Carbamoylcholine uptake by mouse kidney slices was studied. The slices were incubated in Krebs‐Ringer bicarbonate medium (37°, pH 7.4) containing ¹⁴C‐carbamoylcholine, and the ¹⁴C‐slice‐to‐medium (S/M) concentration ratio was measured. Carbamoylcholine (2μM) was rapidly accumulated in oxygen‐carbon dioxide (95:5) atmosphere, and a steady state with S/M ratio around 10 was obtained within 1/2 hr. The radioactive material extracted corresponded chromatographically to authentic carbamoylcholine. The S/M ratio was significantly reduced in the presence of metabolic inhibitors or various quaternary and tertiary amines.

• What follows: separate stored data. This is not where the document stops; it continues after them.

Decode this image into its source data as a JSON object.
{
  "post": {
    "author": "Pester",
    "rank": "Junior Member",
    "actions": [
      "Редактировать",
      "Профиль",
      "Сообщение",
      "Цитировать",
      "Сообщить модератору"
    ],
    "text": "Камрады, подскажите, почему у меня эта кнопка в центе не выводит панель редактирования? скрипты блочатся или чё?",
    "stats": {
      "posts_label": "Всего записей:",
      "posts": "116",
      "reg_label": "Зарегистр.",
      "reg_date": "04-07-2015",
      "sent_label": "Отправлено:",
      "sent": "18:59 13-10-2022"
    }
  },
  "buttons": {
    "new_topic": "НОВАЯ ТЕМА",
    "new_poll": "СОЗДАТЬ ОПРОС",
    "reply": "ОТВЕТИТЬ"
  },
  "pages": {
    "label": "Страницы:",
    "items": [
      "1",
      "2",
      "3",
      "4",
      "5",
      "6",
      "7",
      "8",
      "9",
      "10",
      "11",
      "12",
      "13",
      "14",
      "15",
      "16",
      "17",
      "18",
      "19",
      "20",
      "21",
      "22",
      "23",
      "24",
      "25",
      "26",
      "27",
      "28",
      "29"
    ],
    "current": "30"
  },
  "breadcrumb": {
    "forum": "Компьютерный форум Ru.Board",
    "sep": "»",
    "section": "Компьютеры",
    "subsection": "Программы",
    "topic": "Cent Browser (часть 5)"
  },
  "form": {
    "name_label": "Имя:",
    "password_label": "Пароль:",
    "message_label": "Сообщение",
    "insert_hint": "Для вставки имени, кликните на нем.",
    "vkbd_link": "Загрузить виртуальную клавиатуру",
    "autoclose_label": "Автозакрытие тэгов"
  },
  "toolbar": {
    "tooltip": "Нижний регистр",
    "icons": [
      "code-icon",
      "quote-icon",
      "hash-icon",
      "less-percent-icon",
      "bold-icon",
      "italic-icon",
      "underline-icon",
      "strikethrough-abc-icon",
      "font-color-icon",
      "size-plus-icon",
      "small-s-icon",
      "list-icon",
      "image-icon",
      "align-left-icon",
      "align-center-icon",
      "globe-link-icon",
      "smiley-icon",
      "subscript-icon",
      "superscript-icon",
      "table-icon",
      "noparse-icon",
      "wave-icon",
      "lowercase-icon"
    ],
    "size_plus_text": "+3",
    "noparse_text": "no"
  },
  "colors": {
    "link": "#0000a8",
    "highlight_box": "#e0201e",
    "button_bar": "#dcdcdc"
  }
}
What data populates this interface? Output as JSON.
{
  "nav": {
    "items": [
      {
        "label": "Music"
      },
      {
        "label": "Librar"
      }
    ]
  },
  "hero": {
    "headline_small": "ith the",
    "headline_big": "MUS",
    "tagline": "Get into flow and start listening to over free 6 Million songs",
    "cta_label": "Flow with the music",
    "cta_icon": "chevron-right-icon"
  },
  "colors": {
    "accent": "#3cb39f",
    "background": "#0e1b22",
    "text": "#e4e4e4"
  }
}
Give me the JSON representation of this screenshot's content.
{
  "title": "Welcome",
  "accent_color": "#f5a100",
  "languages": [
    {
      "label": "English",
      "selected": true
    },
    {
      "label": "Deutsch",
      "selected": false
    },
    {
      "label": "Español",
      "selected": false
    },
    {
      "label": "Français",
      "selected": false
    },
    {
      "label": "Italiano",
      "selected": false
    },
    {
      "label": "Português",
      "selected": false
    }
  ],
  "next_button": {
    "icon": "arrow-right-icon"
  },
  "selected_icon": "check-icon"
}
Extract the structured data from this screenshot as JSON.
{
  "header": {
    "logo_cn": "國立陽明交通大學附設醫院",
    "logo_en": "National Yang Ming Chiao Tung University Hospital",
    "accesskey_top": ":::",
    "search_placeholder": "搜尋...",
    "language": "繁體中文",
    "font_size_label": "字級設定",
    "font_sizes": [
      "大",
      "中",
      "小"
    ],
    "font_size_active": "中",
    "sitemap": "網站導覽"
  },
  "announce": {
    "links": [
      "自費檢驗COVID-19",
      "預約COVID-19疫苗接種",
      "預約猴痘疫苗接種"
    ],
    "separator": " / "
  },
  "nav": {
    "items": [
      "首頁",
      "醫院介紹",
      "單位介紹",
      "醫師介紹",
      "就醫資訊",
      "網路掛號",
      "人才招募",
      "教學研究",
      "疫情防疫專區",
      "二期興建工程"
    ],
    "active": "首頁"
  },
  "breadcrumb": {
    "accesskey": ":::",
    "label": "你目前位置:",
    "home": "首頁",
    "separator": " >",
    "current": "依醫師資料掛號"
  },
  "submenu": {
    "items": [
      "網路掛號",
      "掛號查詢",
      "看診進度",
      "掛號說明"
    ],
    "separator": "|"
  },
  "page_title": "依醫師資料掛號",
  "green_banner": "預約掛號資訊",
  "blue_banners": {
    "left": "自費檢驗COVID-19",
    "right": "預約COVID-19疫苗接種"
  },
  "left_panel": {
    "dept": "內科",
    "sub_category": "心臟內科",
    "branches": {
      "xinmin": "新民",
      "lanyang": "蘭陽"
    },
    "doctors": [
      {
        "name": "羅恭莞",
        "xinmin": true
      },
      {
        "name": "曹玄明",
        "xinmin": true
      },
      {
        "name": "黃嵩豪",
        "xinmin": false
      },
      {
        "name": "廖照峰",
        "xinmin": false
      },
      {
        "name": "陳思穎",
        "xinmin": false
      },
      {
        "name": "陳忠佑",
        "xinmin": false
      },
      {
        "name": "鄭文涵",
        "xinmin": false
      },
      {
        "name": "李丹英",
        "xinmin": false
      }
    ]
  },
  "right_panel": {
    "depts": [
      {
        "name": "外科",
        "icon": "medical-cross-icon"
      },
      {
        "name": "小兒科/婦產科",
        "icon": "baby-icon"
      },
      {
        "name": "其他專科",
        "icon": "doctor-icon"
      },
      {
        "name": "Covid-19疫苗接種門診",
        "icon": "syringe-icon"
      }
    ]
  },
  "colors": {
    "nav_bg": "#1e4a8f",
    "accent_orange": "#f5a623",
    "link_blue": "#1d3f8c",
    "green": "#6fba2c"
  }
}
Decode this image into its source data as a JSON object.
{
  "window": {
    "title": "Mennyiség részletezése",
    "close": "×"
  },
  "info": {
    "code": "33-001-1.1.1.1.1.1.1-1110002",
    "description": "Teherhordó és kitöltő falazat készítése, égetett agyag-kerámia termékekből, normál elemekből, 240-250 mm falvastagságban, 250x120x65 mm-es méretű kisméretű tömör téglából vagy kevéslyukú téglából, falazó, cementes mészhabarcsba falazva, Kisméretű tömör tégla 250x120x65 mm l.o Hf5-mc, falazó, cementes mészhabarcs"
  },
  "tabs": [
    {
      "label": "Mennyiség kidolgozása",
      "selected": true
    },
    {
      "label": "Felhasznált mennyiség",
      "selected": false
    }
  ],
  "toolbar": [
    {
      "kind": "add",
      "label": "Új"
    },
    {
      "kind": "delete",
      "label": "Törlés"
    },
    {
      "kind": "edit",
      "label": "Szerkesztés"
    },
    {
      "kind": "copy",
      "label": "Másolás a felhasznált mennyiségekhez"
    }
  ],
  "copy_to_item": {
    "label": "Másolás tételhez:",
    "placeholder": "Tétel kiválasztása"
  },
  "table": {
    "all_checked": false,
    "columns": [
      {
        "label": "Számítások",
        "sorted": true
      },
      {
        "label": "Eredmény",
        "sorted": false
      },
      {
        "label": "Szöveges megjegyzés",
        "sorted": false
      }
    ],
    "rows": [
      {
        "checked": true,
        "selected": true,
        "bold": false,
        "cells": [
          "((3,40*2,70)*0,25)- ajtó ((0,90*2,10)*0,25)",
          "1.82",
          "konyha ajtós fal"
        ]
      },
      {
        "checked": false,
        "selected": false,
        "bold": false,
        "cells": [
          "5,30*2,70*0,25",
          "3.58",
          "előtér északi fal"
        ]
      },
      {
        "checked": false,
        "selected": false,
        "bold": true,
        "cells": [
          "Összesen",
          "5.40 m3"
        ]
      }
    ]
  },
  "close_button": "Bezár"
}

In nitrogen‐carbon dioxide (95:5) atmosphere the S/M ratio (2μM) reached a constant value around 1 within 1/2 hr. Incubation at 19° markedly depressed the 3 min. S/M ratio, but increased the steady state S/M ratio (1 hr). Under anaerobic conditions carbamoylcholine uptake (mmol/kg tissue; 1 hr incubation) was directly proportional to the external carbamoylcholine concentration. The aerobic uptake consisted of two components: a saturable one (maximum capacity 7 mM/kg; half saturation concentration 700 μM) and another one that increased proportionally with the external concentration. It is concluded that carbamoylcholine is taken up against a concentration gradient by a saturable, energy dependent process which is inhibited by structural analogues.